Perjalanan perbukitan karst yang khas selama hampir 4 jam, membawa kami mulai mendekati daerah kawasan Gua Gong. Lokasi karst yang khas dengan tanaman yang tidak begitu lebat dengan pepohonan berdiameter besar menghiasi sepanjang perjalanan. Perjalanan dengan kendaraan bermotor bukan tanpa risiko, karena tidak ada pom bensin yang berjualan di sekitar sana. Inilah juga yang jadi kendala daerah kawasan wisata alam yang kurang populer. Bisa diakui bahwa ketidakpopuleran kegiatan mengunjungi gua adalah sesuatu hal yang lumrah. Banyak orang cenderung mencari suasana pegunungan yang hijau dan berudara sejuk atau pantai dengan air yang menderu dan pasir putihnya. Perjalanan wisata ke kawasan karst adalah hal yang belum populer. Baru akhir - akhir ini dikembangkan wisata tubing dengan memanfaatkan aliran sungai bawah tanah yang biasanya banyak ditemukan di kawasan karst aktif. Ohiya, sekadar informasi, tidak semua kawasan karst memiliki aliran sungai bawah tanah. Aku sudah melihat keduanya dan berbeda sekali semuanya.

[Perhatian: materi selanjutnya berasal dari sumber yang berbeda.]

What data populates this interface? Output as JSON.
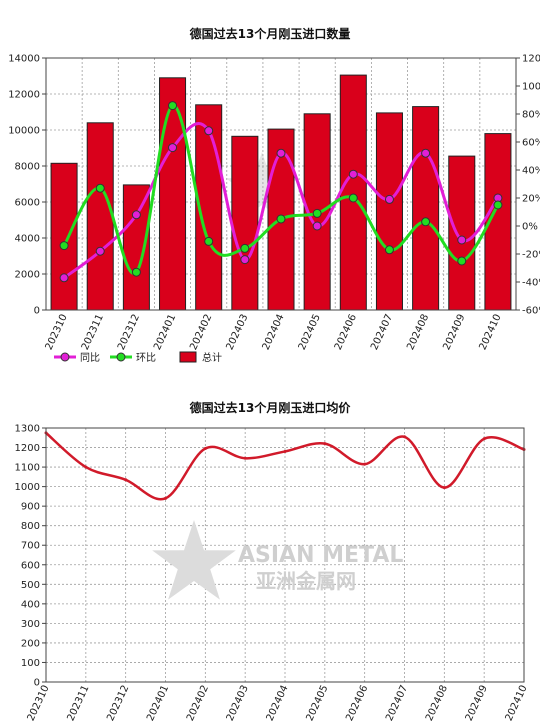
{
  "colors": {
    "bar": "#d9001b",
    "yoy": "#e21fd6",
    "mom": "#22dd22",
    "price": "#d11a2a",
    "grid": "#9e9e9e"
  },
  "watermark": {
    "en": "ASIAN METAL",
    "cn": "亚洲金属网"
  },
  "chart_data": [
    {
      "type": "bar+line",
      "title": "德国过去13个月刚玉进口数量",
      "categories": [
        "202310",
        "202311",
        "202312",
        "202401",
        "202402",
        "202403",
        "202404",
        "202405",
        "202406",
        "202407",
        "202408",
        "202409",
        "202410"
      ],
      "left_axis": {
        "ylim": [
          0,
          14000
        ],
        "ticks": [
          "0",
          "2000",
          "4000",
          "6000",
          "8000",
          "10000",
          "12000",
          "14000"
        ]
      },
      "right_axis": {
        "ylim": [
          -60,
          120
        ],
        "ticks": [
          "-60%",
          "-40%",
          "-20%",
          "0%",
          "20%",
          "40%",
          "60%",
          "80%",
          "100%",
          "120%"
        ]
      },
      "legend_position": "bottom-left",
      "series": [
        {
          "name": "同比",
          "type": "line",
          "axis": "right",
          "values": [
            -37,
            -18,
            8,
            56,
            68,
            -24,
            52,
            0,
            37,
            19,
            52,
            -10,
            20
          ]
        },
        {
          "name": "环比",
          "type": "line",
          "axis": "right",
          "values": [
            -14,
            27,
            -33,
            86,
            -11,
            -16,
            5,
            9,
            20,
            -17,
            3,
            -25,
            15
          ]
        },
        {
          "name": "总计",
          "type": "bar",
          "axis": "left",
          "values": [
            8150,
            10400,
            6950,
            12900,
            11400,
            9650,
            10050,
            10900,
            13050,
            10950,
            11300,
            8550,
            9800
          ]
        }
      ]
    },
    {
      "type": "line",
      "title": "德国过去13个月刚玉进口均价",
      "categories": [
        "202310",
        "202311",
        "202312",
        "202401",
        "202402",
        "202403",
        "202404",
        "202405",
        "202406",
        "202407",
        "202408",
        "202409",
        "202410"
      ],
      "ylim": [
        0,
        1300
      ],
      "ticks": [
        "0",
        "100",
        "200",
        "300",
        "400",
        "500",
        "600",
        "700",
        "800",
        "900",
        "1000",
        "1100",
        "1200",
        "1300"
      ],
      "grid": true,
      "series": [
        {
          "values": [
            1275,
            1100,
            1035,
            940,
            1195,
            1145,
            1180,
            1220,
            1115,
            1255,
            995,
            1245,
            1190
          ]
        }
      ]
    }
  ]
}
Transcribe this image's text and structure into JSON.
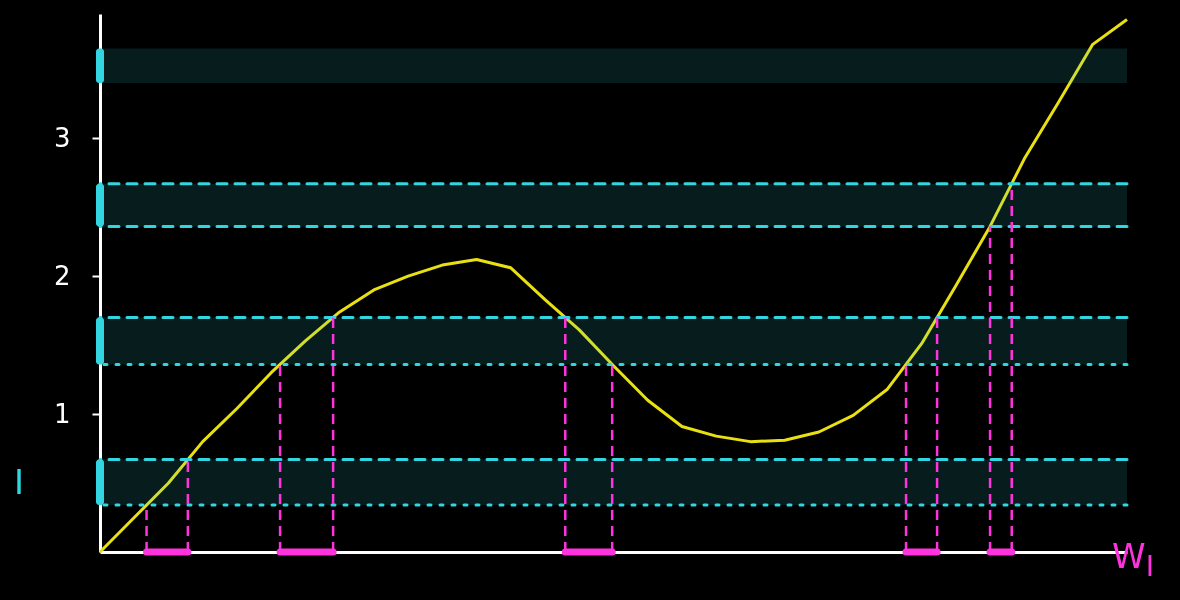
{
  "chart_data": {
    "type": "line",
    "xlabel": "W$_{I}$",
    "ylabel": "I",
    "categories": [
      null,
      null,
      null,
      null,
      null,
      null,
      null,
      null,
      null,
      null,
      null,
      null,
      null,
      null,
      null,
      null,
      null,
      null,
      null,
      null,
      null,
      null,
      null,
      null,
      null,
      null,
      null,
      null,
      null,
      null,
      null
    ],
    "series": [
      {
        "color": "#e8e010",
        "values": [
          0,
          0.25,
          0.5,
          0.8,
          1.04,
          1.3,
          1.53,
          1.74,
          1.9,
          2.0,
          2.08,
          2.12,
          2.06,
          1.83,
          1.61,
          1.35,
          1.1,
          0.91,
          0.84,
          0.8,
          0.81,
          0.87,
          0.99,
          1.18,
          1.51,
          1.93,
          2.36,
          2.85,
          3.26,
          3.68,
          3.86
        ]
      }
    ],
    "ylim": [
      0,
      3.9
    ],
    "yticks": [
      1,
      2,
      3
    ],
    "tick_labels": "y",
    "ref_lines": [
      {
        "axis": "y",
        "value": 0.34,
        "color": "#33d6e0",
        "line_style": "dotted"
      },
      {
        "axis": "y",
        "value": 0.67,
        "color": "#33d6e0",
        "line_style": "dashed"
      },
      {
        "axis": "y",
        "value": 1.36,
        "color": "#33d6e0",
        "line_style": "dotted"
      },
      {
        "axis": "y",
        "value": 1.7,
        "color": "#33d6e0",
        "line_style": "dashed"
      },
      {
        "axis": "y",
        "value": 2.36,
        "color": "#33d6e0",
        "line_style": "dashed"
      },
      {
        "axis": "y",
        "value": 2.67,
        "color": "#33d6e0",
        "line_style": "dashed"
      }
    ],
    "bands": [
      {
        "axis": "y",
        "from": 0.34,
        "to": 0.67,
        "color": "#33d6e0"
      },
      {
        "axis": "y",
        "from": 1.36,
        "to": 1.7,
        "color": "#33d6e0"
      },
      {
        "axis": "y",
        "from": 2.36,
        "to": 2.67,
        "color": "#33d6e0"
      },
      {
        "axis": "y",
        "from": 3.4,
        "to": 3.65,
        "color": "#33d6e0"
      }
    ]
  }
}
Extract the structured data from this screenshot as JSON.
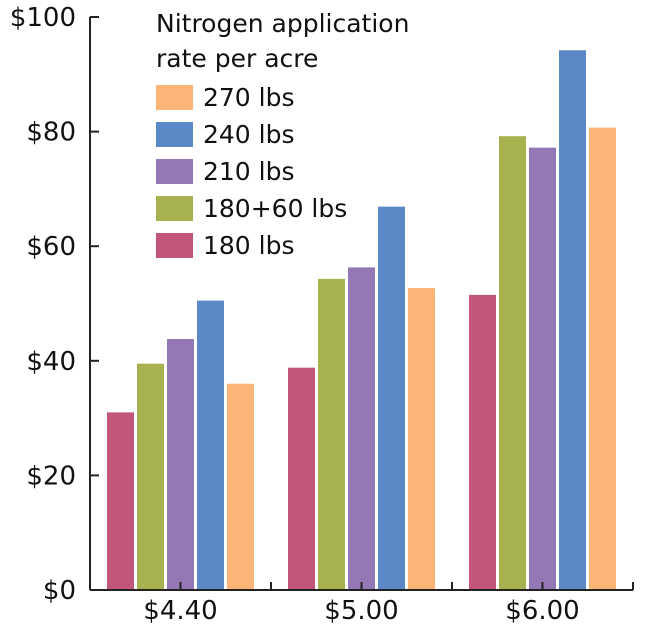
{
  "chart_data": {
    "type": "bar",
    "title": "",
    "xlabel": "",
    "ylabel": "",
    "ylim": [
      0,
      100
    ],
    "y_ticks": [
      "$0",
      "$20",
      "$40",
      "$60",
      "$80",
      "$100"
    ],
    "categories": [
      "$4.40",
      "$5.00",
      "$6.00"
    ],
    "legend_title": "Nitrogen application rate per acre",
    "legend_title_lines": [
      "Nitrogen application",
      "rate per acre"
    ],
    "legend_order": [
      "270 lbs",
      "240 lbs",
      "210 lbs",
      "180+60 lbs",
      "180 lbs"
    ],
    "legend_placement": "top-right",
    "grid": false,
    "series": [
      {
        "name": "180 lbs",
        "color": "#c2567a",
        "values": [
          31,
          38.8,
          51.5
        ]
      },
      {
        "name": "180+60 lbs",
        "color": "#a8b150",
        "values": [
          39.5,
          54.3,
          79.2
        ]
      },
      {
        "name": "210 lbs",
        "color": "#9478b6",
        "values": [
          43.8,
          56.3,
          77.2
        ]
      },
      {
        "name": "240 lbs",
        "color": "#5b89c8",
        "values": [
          50.5,
          66.9,
          94.2
        ]
      },
      {
        "name": "270 lbs",
        "color": "#fdb577",
        "values": [
          36,
          52.7,
          80.7
        ]
      }
    ]
  }
}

Perjalanan yang melelahkan akhirnya sampai di depan pintu masuk Gua Gong. Perjalanan belum berakhir, masih ada beberapa puluh anak tangga (atau mungkin ratusan) yang masih harus ditempuh lagi sebelum mencapai ke pintu masuk Gua Gong langsung karena pintu mulut gua berada di atas perbukitan karstnya. Membayangkan kembali apa yang akan dilihat ketika ternyata di dalam perbukitan ada suatu ruangan besar sekali. Sesampai di depan pintu masuk, kita akan disambut dengan pemandangan ke arah luar yang bebas dan hijau! Juga terdapat prasasti tentang sekilas sejarah penemuan yang isinya tahun dan siapa yang menemukan. Melihat prasasti ini, pasti penemuan gua ini kepikiran karena aktivitas mereka di hutan sekitar karst. Hutan di daerah karst biasanya banyak tumbuh pohon jati dan rerumputan untuk ternak.